Revoking Paternity: New Exceptions
Last night I did some research on Michigan Paternity law. During my research I found a new set of statutes that provide a basis for revoking Paternity Judgments where the man was determined the father by default. I had to tell my Dad.
I entered the law office and said my usual “good mornings” and “what’s new” to Mom and Terrie, who were both in the front reception area.
Then I walked down the hall to my father’s office, where I found Dad reading at his computer. From his posture, he didn’t seem as though he was in analytic mode so that an interruption would be intrusive.
Tapping on the doorframe leading into his office, I said in a cheery voice, “Salve, mon pere.” “Salve” means “hello” in Latin, and “mon pere” means “father” in French.
Almost spinning in his chair to face me, he boomed, “Salve felius!” “Felius” means “son” in Latin. It’s a LaBre thing, we like it and do it because no one understands.
“Gotta sec?” I asked.
“Sure,” he replied, and extended his hand toward a chair next to where he was sitting.
“I found something interesting last night during some research on a Paternity law,” I said as I walked into his office while shrugging off my suit coat at the same time. “I thought you might want to know about it.”
“Tell me,” he said smiling as he leaned back in his chair.
I tossed my coat over the backrest of one of the other chairs in his office and placed my briefcase in its seat, and then sat down next to him.
“Do you recall Michigan’s default rule in Paternity cases?” I asked.
“Sure,” Dad replied. “A guy served with a complaint for Paternity needs to answer within 21 days of service, otherwise the Court can determine him be the father automatically.”
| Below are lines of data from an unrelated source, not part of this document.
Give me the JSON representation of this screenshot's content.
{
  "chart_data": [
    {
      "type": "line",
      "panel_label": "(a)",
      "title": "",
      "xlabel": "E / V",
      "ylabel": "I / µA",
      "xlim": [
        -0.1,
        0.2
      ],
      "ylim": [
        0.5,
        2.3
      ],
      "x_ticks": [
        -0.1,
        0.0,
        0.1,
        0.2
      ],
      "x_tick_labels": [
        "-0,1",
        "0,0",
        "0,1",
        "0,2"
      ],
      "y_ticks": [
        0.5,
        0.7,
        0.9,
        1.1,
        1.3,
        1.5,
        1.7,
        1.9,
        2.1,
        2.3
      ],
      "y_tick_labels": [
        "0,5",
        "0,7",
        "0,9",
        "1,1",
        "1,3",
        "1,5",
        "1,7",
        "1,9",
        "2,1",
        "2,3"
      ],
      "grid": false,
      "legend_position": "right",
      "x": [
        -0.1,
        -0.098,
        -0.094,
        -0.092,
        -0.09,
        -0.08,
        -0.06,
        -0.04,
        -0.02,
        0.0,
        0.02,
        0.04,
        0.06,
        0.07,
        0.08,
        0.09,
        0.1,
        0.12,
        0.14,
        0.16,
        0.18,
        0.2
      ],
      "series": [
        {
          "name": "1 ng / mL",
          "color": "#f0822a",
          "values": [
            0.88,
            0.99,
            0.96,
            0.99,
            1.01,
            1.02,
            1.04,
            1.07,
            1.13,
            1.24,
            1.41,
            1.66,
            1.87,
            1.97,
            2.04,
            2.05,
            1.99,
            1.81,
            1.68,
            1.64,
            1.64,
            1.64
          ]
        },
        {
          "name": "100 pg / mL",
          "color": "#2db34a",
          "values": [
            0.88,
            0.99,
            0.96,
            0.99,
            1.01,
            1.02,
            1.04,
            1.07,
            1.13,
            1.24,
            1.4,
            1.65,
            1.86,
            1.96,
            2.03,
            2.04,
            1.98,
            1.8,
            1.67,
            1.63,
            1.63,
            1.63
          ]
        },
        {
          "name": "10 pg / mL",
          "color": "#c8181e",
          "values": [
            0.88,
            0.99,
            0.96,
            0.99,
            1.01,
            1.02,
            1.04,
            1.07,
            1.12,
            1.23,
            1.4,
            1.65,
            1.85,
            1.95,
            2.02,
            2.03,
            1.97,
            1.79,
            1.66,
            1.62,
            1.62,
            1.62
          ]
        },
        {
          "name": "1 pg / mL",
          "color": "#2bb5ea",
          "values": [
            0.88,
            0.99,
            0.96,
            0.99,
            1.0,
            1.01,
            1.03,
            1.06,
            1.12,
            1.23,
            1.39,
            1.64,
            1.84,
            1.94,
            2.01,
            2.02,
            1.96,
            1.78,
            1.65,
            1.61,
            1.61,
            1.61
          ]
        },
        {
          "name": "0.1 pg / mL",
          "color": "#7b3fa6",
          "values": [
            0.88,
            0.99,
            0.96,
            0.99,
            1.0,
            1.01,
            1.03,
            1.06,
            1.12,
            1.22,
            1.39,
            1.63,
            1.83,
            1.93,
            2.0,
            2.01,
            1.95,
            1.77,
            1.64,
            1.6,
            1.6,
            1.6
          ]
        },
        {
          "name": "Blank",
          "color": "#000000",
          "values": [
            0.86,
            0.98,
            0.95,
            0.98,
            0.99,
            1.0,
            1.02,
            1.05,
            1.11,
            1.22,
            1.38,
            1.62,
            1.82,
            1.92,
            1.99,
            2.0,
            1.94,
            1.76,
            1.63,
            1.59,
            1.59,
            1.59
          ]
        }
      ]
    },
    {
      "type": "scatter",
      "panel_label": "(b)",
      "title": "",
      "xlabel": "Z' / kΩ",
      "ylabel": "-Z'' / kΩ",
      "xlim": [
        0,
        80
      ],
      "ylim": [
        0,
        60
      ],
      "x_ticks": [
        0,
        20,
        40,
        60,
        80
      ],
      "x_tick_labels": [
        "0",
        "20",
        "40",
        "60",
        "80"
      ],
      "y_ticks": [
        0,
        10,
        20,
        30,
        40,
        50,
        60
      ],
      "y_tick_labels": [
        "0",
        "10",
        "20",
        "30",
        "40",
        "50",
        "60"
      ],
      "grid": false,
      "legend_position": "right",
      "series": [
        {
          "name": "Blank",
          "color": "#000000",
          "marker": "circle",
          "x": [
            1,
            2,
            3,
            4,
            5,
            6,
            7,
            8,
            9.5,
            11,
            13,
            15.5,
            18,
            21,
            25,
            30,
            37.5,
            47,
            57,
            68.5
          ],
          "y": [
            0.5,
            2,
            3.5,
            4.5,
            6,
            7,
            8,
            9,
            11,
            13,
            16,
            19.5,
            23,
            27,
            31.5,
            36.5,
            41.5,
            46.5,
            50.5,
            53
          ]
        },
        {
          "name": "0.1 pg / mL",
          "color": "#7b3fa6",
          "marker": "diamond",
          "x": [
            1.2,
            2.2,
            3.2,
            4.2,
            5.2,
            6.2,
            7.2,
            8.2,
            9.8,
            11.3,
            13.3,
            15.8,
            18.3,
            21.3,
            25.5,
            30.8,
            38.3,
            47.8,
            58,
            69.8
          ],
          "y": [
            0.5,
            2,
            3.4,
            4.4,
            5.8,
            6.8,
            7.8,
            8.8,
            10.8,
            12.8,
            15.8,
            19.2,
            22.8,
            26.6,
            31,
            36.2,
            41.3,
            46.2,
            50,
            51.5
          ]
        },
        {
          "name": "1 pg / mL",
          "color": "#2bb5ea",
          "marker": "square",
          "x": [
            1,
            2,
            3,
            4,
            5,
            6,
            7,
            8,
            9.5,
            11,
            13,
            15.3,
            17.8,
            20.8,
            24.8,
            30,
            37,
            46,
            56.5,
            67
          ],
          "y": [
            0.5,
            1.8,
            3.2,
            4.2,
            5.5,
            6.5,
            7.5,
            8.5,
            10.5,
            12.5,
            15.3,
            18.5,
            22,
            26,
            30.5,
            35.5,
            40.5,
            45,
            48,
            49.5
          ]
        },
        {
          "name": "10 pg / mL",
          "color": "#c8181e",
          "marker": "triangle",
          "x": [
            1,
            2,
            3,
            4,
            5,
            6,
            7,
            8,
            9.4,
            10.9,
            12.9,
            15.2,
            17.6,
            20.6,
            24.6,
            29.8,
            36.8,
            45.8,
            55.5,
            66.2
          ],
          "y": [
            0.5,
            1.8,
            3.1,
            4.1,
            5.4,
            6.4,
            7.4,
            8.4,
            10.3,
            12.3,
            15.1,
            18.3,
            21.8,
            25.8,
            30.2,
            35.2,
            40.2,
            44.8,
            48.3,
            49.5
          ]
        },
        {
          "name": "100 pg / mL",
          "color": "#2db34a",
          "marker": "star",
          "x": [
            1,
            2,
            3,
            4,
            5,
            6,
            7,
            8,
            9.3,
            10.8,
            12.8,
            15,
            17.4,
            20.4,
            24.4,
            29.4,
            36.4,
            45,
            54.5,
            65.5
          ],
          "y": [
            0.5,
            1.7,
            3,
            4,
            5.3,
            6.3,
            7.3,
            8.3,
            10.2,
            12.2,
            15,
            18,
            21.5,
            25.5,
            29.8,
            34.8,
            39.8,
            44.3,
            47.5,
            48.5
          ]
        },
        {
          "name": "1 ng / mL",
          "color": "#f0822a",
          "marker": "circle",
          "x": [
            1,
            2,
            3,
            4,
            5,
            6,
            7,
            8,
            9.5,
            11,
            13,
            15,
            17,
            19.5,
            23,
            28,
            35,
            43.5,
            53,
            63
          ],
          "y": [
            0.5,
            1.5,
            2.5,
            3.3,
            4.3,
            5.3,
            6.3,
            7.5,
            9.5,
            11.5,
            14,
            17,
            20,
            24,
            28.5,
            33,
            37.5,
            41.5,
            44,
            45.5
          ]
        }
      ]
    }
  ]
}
“Well, last June, the legislature made effective a statute allowing guys to revoke the Paternity Judgment if Paternity was established by default. All he has to do is file a motion to set it aside,” I said.
“Oh?” He said inquisitively. From his facial expressions, I could see his mental wheels spinning. “That piques my interest. What are the conditions?”
“Generally, after June 12th 2013, the child must be no more than three years old or if the child was older than three at the time the default Judgment was entered, the motion to set aside must be brought within one year after the Judgment was signed by the Judge.”
“What about guys who were defaulted years ago?” Dad asked. “Did you see anything in there for that?”
“Sure did,” I replied. “Any man who has ever been established as the father of a child by default in Michigan can file a motion to set it aside so long as the action is filed by no later than June 12th, 2013.
“So the legislature made it a sunset provision that ends a year after the Act’s effective date.” Dad said.
“There’s more,” I went on. “Assuming the guy missed the time windows for filing, a motion to set aside can still be brought if excusable neglect can be shown, such as: fraud, duress, mistake or misconduct, among other things.”
“That’s good,” Dad said. “Who decides the case and what’s the standard of proof, clear and convincing evidence or preponderance of evidence?”
“The Judge decides the case,” I said.
“I think the standard of proof is debatable,” I went on. “Clear and convincing evidence pops up a couple of times in the Act, but the Act itself doesn’t make plain whether it applies only to the specific sections that it’s found in, or to the Act as a whole.”
“Is genetic testing required or optional?” Dad asked.
“Required,” I replied. “Albeit, the results aren’t binding on the Court in making its final determination. Even if the genetic tests show that the guy isn’t the father of the child, the Judge can still refuse to set aside the original Judgment of Paternity.”
A smirk crossed Dad’s face as he said, “I’ll bet that’s because the last part of the analysis focuses on the best interests of the child rather than the evidence showing that the man isn’t the father.”
“That’s exactly right,” I said. “In fact, the Judge need only ‘find evidence’ that setting aside the original Paternity Judgment is against the child’s best interests in order to deny the motion.”
“Sounds like the best interests factors are determined by using a preponderance of evidence standard of proof, doesn’t it,” Dad said.
“I thought so too,” I said. “And one more thing, if the guy loses the case, for whatever reason, he has to pay the other party’s attorney fees.”
A sour look crossed my Dad’s face, but he said nothing.
There was a pause in the conversation before I said, “Well, I suppose that’s pretty much all I came to bother you with.”
“You’re never a bother, son,” Dad said.
Then, sensing that our conversation was over, Dad swivelled back around toward his computer, and said, “Well, that should make for some interesting cases.”